SOGYAL RINPOCHÉ (Bouddhisme)

« L’attitude dans votre esprit et dans l’état de sommeil et de rêve indique la manière dont il se comportera dans les états correspondants du bardo ; la façon dont vous réagissez aujourd’hui aux rêves, aux cauchemars et aux difficultés vous montre, par exemple, comment vous pourriez réagir après votre mort » – Sogyal Rinpoché, Le livre tibétain de la vie et de la mort, sept (Bardos et autres réalités)

Remarques complémentaires

SUR CLAUDE GALIEN

Comme dit dans l’article, le médecin personnel de Marc Aurèle, Claude Galien, était un adorateur du dieu de la guérison Asclépios. Son adoration résulte de deux indications reçues d’Asclépios au cours de deux songes clairs, pour soigner ses douleurs en réalisant un nouveau type de saignée.

D’après Véronique Boudon-Meillon (Galien de Pergame.
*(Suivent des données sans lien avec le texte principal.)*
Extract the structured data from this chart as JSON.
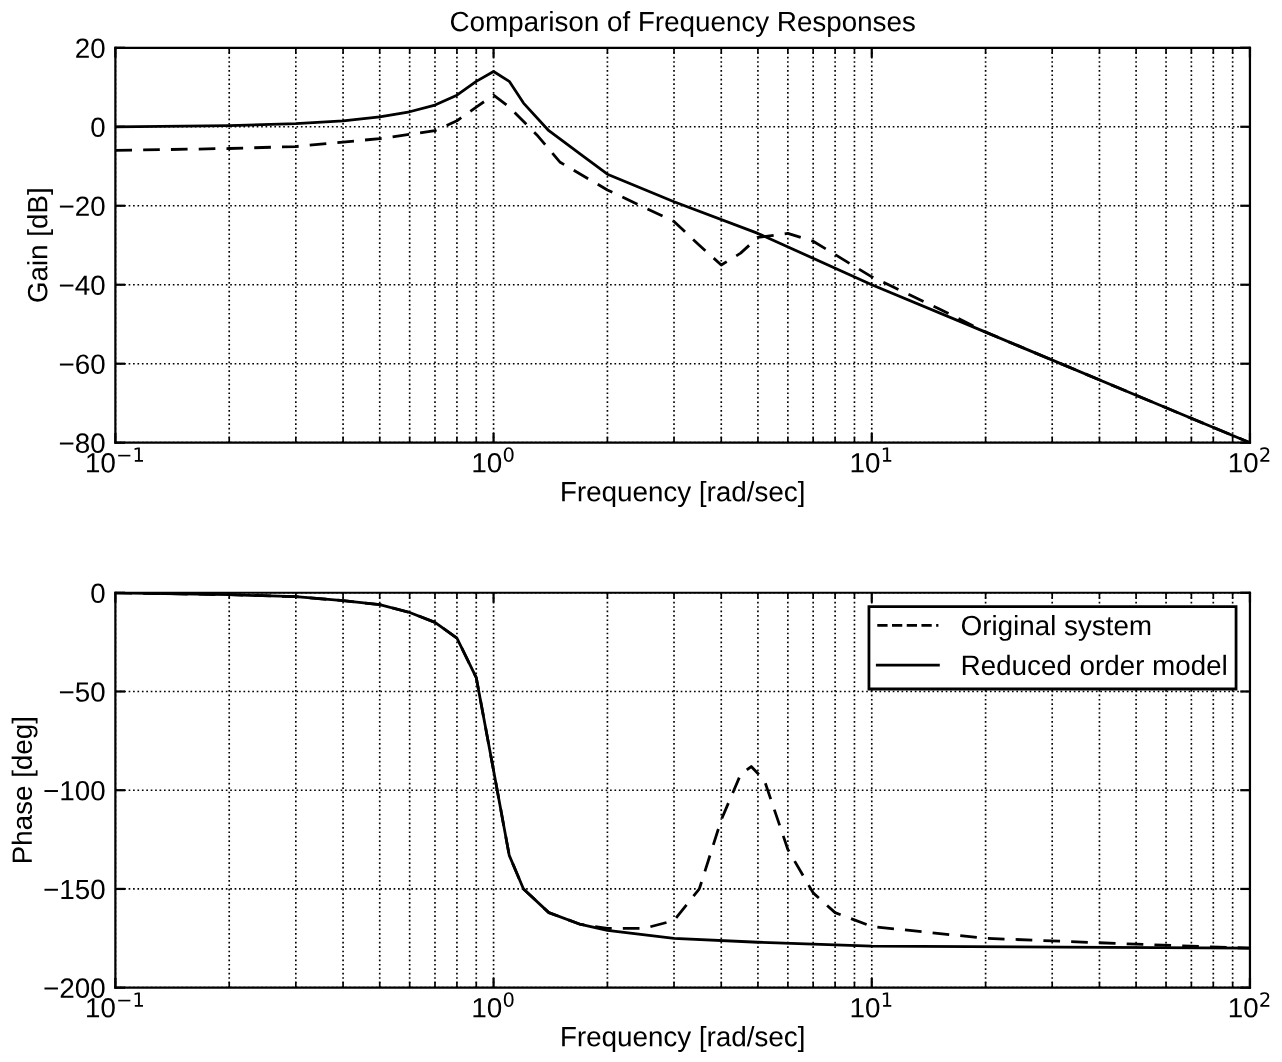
{
  "chart_data": [
    {
      "type": "line",
      "title": "Comparison of Frequency Responses",
      "xlabel": "Frequency [rad/sec]",
      "ylabel": "Gain [dB]",
      "log": "x",
      "grid": true,
      "xlim": [
        0.1,
        100
      ],
      "xticks": [
        {
          "value": 0.1,
          "label": "10$^{−1}$"
        },
        {
          "value": 1,
          "label": "10$^{0}$"
        },
        {
          "value": 10,
          "label": "10$^{1}$"
        },
        {
          "value": 100,
          "label": "10$^{2}$"
        }
      ],
      "ylim": [
        -80,
        20
      ],
      "yticks": [
        -80,
        -60,
        -40,
        -20,
        0,
        20
      ],
      "series": [
        {
          "color": "#000000",
          "line_style": "dashed",
          "x": [
            0.1,
            0.2,
            0.3,
            0.5,
            0.7,
            0.8,
            0.9,
            1.0,
            1.1,
            1.3,
            1.5,
            2,
            3,
            3.5,
            4,
            4.5,
            5,
            6,
            7,
            10,
            15,
            20,
            50,
            100
          ],
          "values": [
            -6,
            -5.5,
            -5,
            -3,
            -1,
            1.5,
            5,
            8,
            5,
            -2,
            -9,
            -16,
            -24,
            -30,
            -35,
            -32,
            -28,
            -27,
            -29,
            -38,
            -46,
            -52,
            -68,
            -80
          ]
        },
        {
          "color": "#000000",
          "line_style": "solid",
          "x": [
            0.1,
            0.2,
            0.3,
            0.4,
            0.5,
            0.6,
            0.7,
            0.8,
            0.9,
            1.0,
            1.1,
            1.2,
            1.4,
            1.7,
            2,
            3,
            5,
            10,
            20,
            50,
            100
          ],
          "values": [
            0,
            0.3,
            0.8,
            1.5,
            2.5,
            3.8,
            5.5,
            8,
            11.5,
            14,
            11.5,
            6,
            -1,
            -7,
            -12,
            -19,
            -27,
            -40,
            -52,
            -68,
            -80
          ]
        }
      ]
    },
    {
      "type": "line",
      "xlabel": "Frequency [rad/sec]",
      "ylabel": "Phase [deg]",
      "log": "x",
      "grid": true,
      "legend": "top right",
      "xlim": [
        0.1,
        100
      ],
      "xticks": [
        {
          "value": 0.1,
          "label": "10$^{−1}$"
        },
        {
          "value": 1,
          "label": "10$^{0}$"
        },
        {
          "value": 10,
          "label": "10$^{1}$"
        },
        {
          "value": 100,
          "label": "10$^{2}$"
        }
      ],
      "ylim": [
        -200,
        0
      ],
      "yticks": [
        -200,
        -150,
        -100,
        -50,
        0
      ],
      "series": [
        {
          "name": "Original system",
          "color": "#000000",
          "line_style": "dashed",
          "x": [
            0.1,
            0.2,
            0.3,
            0.4,
            0.5,
            0.6,
            0.7,
            0.8,
            0.9,
            1.0,
            1.1,
            1.2,
            1.4,
            1.7,
            2,
            2.5,
            3,
            3.5,
            4,
            4.5,
            4.8,
            5.2,
            6,
            7,
            8,
            10,
            20,
            50,
            100
          ],
          "values": [
            0,
            -1,
            -2,
            -4,
            -6,
            -10,
            -15,
            -23,
            -43,
            -90,
            -133,
            -150,
            -162,
            -168,
            -170,
            -170,
            -166,
            -150,
            -115,
            -92,
            -88,
            -95,
            -130,
            -152,
            -162,
            -169,
            -175,
            -178,
            -180
          ]
        },
        {
          "name": "Reduced order model",
          "color": "#000000",
          "line_style": "solid",
          "x": [
            0.1,
            0.2,
            0.3,
            0.4,
            0.5,
            0.6,
            0.7,
            0.8,
            0.9,
            1.0,
            1.1,
            1.2,
            1.4,
            1.7,
            2,
            3,
            5,
            10,
            100
          ],
          "values": [
            0,
            -1,
            -2,
            -4,
            -6,
            -10,
            -15,
            -23,
            -43,
            -90,
            -133,
            -150,
            -162,
            -168,
            -171,
            -175,
            -177,
            -179,
            -180
          ]
        }
      ]
    }
  ]
}
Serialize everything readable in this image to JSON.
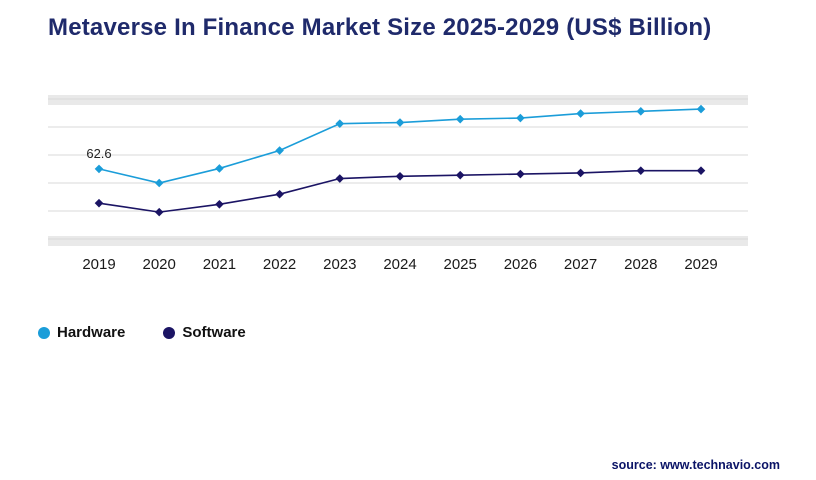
{
  "title": "Metaverse In Finance Market Size 2025-2029 (US$ Billion)",
  "chart_data": {
    "type": "line",
    "title": "Metaverse In Finance Market Size 2025-2029 (US$ Billion)",
    "categories": [
      "2019",
      "2020",
      "2021",
      "2022",
      "2023",
      "2024",
      "2025",
      "2026",
      "2027",
      "2028",
      "2029"
    ],
    "series": [
      {
        "name": "Hardware",
        "color": "#1b9dd9",
        "values": [
          62.6,
          50,
          63,
          79,
          103,
          104,
          107,
          108,
          112,
          114,
          116
        ]
      },
      {
        "name": "Software",
        "color": "#1b1464",
        "values": [
          32,
          24,
          31,
          40,
          54,
          56,
          57,
          58,
          59,
          61,
          61
        ]
      }
    ],
    "xlabel": "",
    "ylabel": "",
    "ylim": [
      0,
      125
    ],
    "grid": true,
    "gridline_values": [
      0,
      25,
      50,
      75,
      100,
      125
    ],
    "annotation": {
      "series": "Hardware",
      "category": "2019",
      "text": "62.6"
    },
    "legend_position": "bottom-left"
  },
  "legend": {
    "items": [
      {
        "label": "Hardware",
        "color": "#1b9dd9"
      },
      {
        "label": "Software",
        "color": "#1b1464"
      }
    ]
  },
  "source": "source: www.technavio.com",
  "colors": {
    "title": "#1f2a6b",
    "grid": "#d9d9d9",
    "band": "#e9e9e9",
    "axis_label": "#1a1a1a",
    "annotation": "#222222",
    "source": "#0b1467"
  }
}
Un médecin grec à Rome) Claude Galien a ensuite eu recours au rêve lucide dans le cadre de sa pratique médicale.

SUR DION CASSIUS

Dion Cassius, d’influence stoïcienne, a écrit un opuscule sur les songes. L’expérience onirique joue un rôle important dans sa vie. C’est cette dernière qui le dirige vers sa vocation d’historien, lui annonce l’accession au pouvoir de Septime Sévère ou lui donne à voir l’avenir. Plus d’informations ici : http://bcs.fltr.ucl.ac.be/ENCYC-1/Dion_Cassius.htm

LE SYLLOGISME DES STOÏCIENS SUR LA DIVINATION

Sur les rêves prémonitoires/divinatoires, les stoïciens soutiennent le syllogisme suivant, rapporté par Cicéron dans De la divination (XXXVIII) :

Si les dieux existent et ne révèlent pas aux hommes les événements futurs, alors ils n’aiment pas les hommes (A) ou bien ils jugent qu’il ne leur importe en rien de savoir ce qui arrivera (B) ou bien ils considèrent cette révélation comme peu compatible avec leur propre majesté (C) ou bien ils ne disposent pas des moyens de la faire (D).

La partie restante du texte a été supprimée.